AP2.1 Petit historique


AP2.2 Généralités
AP2.3 Définition électrotechnique
AP2.4 Les différents principes des transducteurs électroacoustiques
AP2.4.1.1 Transducteur électromagnétique: Microphone à ruban
AP2.4.1.2 Transducteur électromagnétique: Microphone à bobine mobile
AP2.4.1.3 Transducteur électromagnétique: Microphone capteur de
guitare
AP2.4.2.1 Transducteur électrosattique: Microphone à condensateur
AP2.4.2.2 Transducteur électrostatique: Microphone à électret
AP2.4.2.3 Transducteur électrostatique: Microphone piézo-électrique
AP2.4.3 Transducteur " à charbon "
AP2.5 Les différents types acoustiques des microphones
AP2.5.1 Microphone à pression
AP2.5.2 Microphone à gradient de pression
AP2.5.3 Microphone mixte
AP2.6 Principales caractéristiques des microphones
AP2.6.1 Diagramme de directivité
AP2.6.2 Sensibilité
AP2.6.3 Courbe de réponse
AP2.6.4 Impédance et adaptation

AP2.1 Petit historique


Voici comment sont nés ces premiers transducteurs électroacoustiques :

Un maître d’école allemand M.Reis présenta en 1861 la première installation de


transmission électrique de la parole. Ce ne fut qu’une simple curiosité. L’américain
d’origine anglaise M.Alexandre Graham Bell (1847-1922), instituteur pour sourds-
muets, réalisa en 1876 une capsule électromagnétique utilisable comme microphone et
écouteur. La qualité était suffisante pour la parole. En ce sens, M.Bell peut être
considéré comme le père du téléphone.

La capsule électromagnétique de M.Bell manquait toutefois de sensibilité et les


amplificateurs n’existaient pas. En 1878 M.David Edward Hughes (1831-1900),
également chercheur américain d’origine anglaise, construisit le premier microphone à
charbon et à contacts solides, vraiment plus pratique que l’invention de M.Bell. La
sensibilité de cet élément, sinon sa qualité, donna le coup de pouce nécessaire à
l’extension foudroyante du téléphone. Il y avait 22 millions d’appareils en service à la
mort de M.Bell en 1922.
AP2.2 Généralités
La fonction première d'un microphone est de capter des ondes sonores et
de les transformer en un signal électrique appelé signal audio. A ce titre, un microphone
est un transducteur d'énergie, il transforme de l'énergie acoustique en énergie
électrique.

Il existe plusieurs éxécutions de microphones. Le système utilisé pour la transformation


d'énergie est généralement précisé par le nom du microphone: Micro électrect, micro à
condensateur, micro électro-dynamique, etc. Les éxécutions les plus courantes sont
brièvement décrites ci-dessous.

La forme du boîtier dans lequel est insérée la capsule transductrice du microphone va


influencer sur la direction privilégiée pour laquelle le micro sera le plus sensible. Nous
parlons de type acoustique: Micro omnidirectionnel, unidirectionnel, cardioïde,etc.
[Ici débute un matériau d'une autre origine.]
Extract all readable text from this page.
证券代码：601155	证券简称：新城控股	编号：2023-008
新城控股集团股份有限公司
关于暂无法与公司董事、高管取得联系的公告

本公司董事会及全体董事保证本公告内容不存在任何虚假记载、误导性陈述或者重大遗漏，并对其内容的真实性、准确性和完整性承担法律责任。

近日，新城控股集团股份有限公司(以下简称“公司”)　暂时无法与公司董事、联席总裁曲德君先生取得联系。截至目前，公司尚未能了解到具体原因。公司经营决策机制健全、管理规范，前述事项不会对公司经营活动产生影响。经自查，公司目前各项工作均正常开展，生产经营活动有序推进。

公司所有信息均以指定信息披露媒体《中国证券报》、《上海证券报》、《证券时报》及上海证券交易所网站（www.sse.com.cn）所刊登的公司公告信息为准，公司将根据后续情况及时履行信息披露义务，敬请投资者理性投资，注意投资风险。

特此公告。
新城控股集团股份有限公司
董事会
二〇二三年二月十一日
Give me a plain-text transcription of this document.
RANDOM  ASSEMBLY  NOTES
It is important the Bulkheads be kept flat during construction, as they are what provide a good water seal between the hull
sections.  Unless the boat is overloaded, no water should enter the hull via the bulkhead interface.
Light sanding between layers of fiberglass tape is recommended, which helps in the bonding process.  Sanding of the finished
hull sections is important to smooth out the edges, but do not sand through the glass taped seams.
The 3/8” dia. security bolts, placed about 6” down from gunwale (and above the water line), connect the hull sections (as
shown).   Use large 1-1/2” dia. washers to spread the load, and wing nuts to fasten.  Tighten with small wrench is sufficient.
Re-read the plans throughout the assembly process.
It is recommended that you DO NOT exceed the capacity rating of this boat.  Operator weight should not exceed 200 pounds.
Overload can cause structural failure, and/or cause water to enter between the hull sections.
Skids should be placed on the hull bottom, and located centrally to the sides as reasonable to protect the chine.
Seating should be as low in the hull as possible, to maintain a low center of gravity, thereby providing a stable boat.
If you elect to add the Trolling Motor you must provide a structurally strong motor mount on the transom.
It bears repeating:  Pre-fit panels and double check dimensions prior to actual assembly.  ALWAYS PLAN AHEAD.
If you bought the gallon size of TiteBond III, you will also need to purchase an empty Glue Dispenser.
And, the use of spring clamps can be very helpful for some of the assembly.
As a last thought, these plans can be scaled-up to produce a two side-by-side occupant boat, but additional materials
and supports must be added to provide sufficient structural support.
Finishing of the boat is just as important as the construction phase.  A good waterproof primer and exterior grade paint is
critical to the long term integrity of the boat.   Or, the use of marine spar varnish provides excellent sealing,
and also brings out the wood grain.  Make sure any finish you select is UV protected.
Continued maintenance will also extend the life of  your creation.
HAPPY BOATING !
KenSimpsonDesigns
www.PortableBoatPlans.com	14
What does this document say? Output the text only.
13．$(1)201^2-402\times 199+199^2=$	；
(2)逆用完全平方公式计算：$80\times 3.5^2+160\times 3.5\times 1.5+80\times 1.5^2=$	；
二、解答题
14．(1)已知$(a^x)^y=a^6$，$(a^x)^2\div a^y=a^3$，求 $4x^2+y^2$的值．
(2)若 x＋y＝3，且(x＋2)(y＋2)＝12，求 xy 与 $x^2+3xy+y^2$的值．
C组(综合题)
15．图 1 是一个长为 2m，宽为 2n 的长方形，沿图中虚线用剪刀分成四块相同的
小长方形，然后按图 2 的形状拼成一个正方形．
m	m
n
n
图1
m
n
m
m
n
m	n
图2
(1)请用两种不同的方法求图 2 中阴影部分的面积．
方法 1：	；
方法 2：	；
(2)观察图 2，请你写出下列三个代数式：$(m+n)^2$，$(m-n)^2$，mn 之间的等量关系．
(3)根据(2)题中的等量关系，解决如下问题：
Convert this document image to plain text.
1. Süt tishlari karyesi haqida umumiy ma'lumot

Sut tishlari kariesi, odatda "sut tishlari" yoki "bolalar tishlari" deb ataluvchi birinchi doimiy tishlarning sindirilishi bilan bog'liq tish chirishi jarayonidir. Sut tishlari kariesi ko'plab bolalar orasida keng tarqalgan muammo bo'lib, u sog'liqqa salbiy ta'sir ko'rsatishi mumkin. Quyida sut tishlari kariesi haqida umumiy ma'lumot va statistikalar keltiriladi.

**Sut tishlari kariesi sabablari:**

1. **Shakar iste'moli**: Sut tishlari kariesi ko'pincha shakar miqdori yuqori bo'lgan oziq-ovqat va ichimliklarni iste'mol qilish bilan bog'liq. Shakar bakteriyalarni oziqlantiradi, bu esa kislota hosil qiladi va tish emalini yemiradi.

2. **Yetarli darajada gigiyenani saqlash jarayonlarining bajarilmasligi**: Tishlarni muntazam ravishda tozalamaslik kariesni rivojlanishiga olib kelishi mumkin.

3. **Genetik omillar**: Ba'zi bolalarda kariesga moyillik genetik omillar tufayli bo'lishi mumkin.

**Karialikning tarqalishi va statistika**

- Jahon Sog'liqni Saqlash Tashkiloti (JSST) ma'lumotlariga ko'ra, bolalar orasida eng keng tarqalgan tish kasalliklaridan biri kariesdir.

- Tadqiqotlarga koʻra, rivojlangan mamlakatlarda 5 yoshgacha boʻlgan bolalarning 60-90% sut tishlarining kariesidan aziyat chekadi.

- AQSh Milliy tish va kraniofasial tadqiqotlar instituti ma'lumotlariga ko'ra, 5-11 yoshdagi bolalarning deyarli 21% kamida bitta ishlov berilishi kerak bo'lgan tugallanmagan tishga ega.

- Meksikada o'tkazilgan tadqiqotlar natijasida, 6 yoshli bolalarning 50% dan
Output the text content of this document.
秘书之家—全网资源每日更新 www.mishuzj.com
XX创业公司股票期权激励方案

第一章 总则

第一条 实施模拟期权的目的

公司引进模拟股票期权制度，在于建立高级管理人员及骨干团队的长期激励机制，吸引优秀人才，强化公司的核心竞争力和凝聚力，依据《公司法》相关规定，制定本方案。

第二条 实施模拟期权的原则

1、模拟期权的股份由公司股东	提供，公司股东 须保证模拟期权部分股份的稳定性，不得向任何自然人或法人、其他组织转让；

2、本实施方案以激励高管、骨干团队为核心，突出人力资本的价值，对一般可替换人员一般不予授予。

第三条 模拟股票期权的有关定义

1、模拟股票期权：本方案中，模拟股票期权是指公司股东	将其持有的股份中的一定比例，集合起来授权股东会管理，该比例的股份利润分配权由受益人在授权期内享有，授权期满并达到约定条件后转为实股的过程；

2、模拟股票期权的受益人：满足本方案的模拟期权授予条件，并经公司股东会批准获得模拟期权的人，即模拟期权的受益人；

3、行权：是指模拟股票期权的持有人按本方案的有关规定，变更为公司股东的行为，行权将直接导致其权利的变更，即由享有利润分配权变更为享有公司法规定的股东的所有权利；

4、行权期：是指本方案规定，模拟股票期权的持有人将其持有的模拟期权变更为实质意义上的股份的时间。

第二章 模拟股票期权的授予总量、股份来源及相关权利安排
L’étude des microphones est très complexe car plusieurs aspects peuvent être pris en
considération. Le choix d’un microphone dépendant d’un nombre de facteurs assez
important, comme la source sonore (instrument, voix d’un soliste, choeur, etc.), le local
de prise de son (studio, salle polyvalente, extérieur, etc.), ou encore l’emplacement du
microphone par rapport à la source, et il y en a d’autres. Nous allons nous contenter ici
d’un résumé succinct permettant une connaissance minimale de ces appareils pour
pouvoir en lire les principales caractéristiques.

AP2.3 Définition électrotechnique


La transformation d’énergie acoustique en énergie électrique, et réciproquement, ne
s’effectue pas directement : il y a un passage par un stade intermédiaire, celui ou
l’énergie mécanique est emmagasinée par un solide qui se meut ou qui est déformé. Une
membrane qui se déplace au rythme des vibrations acoustiques entraîne une
modification d’un élément solide (ou gazeux) qui lui-même délivre une grandeur
électrique variable. Nous pouvons représenter schématiquement un microphone par les
trois " parties " A B C du dessin ci-dessous :

A L’élément transducteur :
Principe physique mis en jeux pour la transformation d’énergie. Trois grands principes
sont utilisés Principe piézo-électrique, électromagnétique (ou électrodynamique) et
électrostatique.

B Le boîtier du microphone :
La forme ainsi que les ouvertures du boîtier vont avoir une grande importance sur une
des qualités du microphone, la directivité. Nous parlerons de types acoustiques.

C Le générateur E et sa résistance interne Ri :


Au point de vue électrotechnique, un microphone peut parfaitement être considéré
comme un générateur de tension alternative possédant une résistance interne.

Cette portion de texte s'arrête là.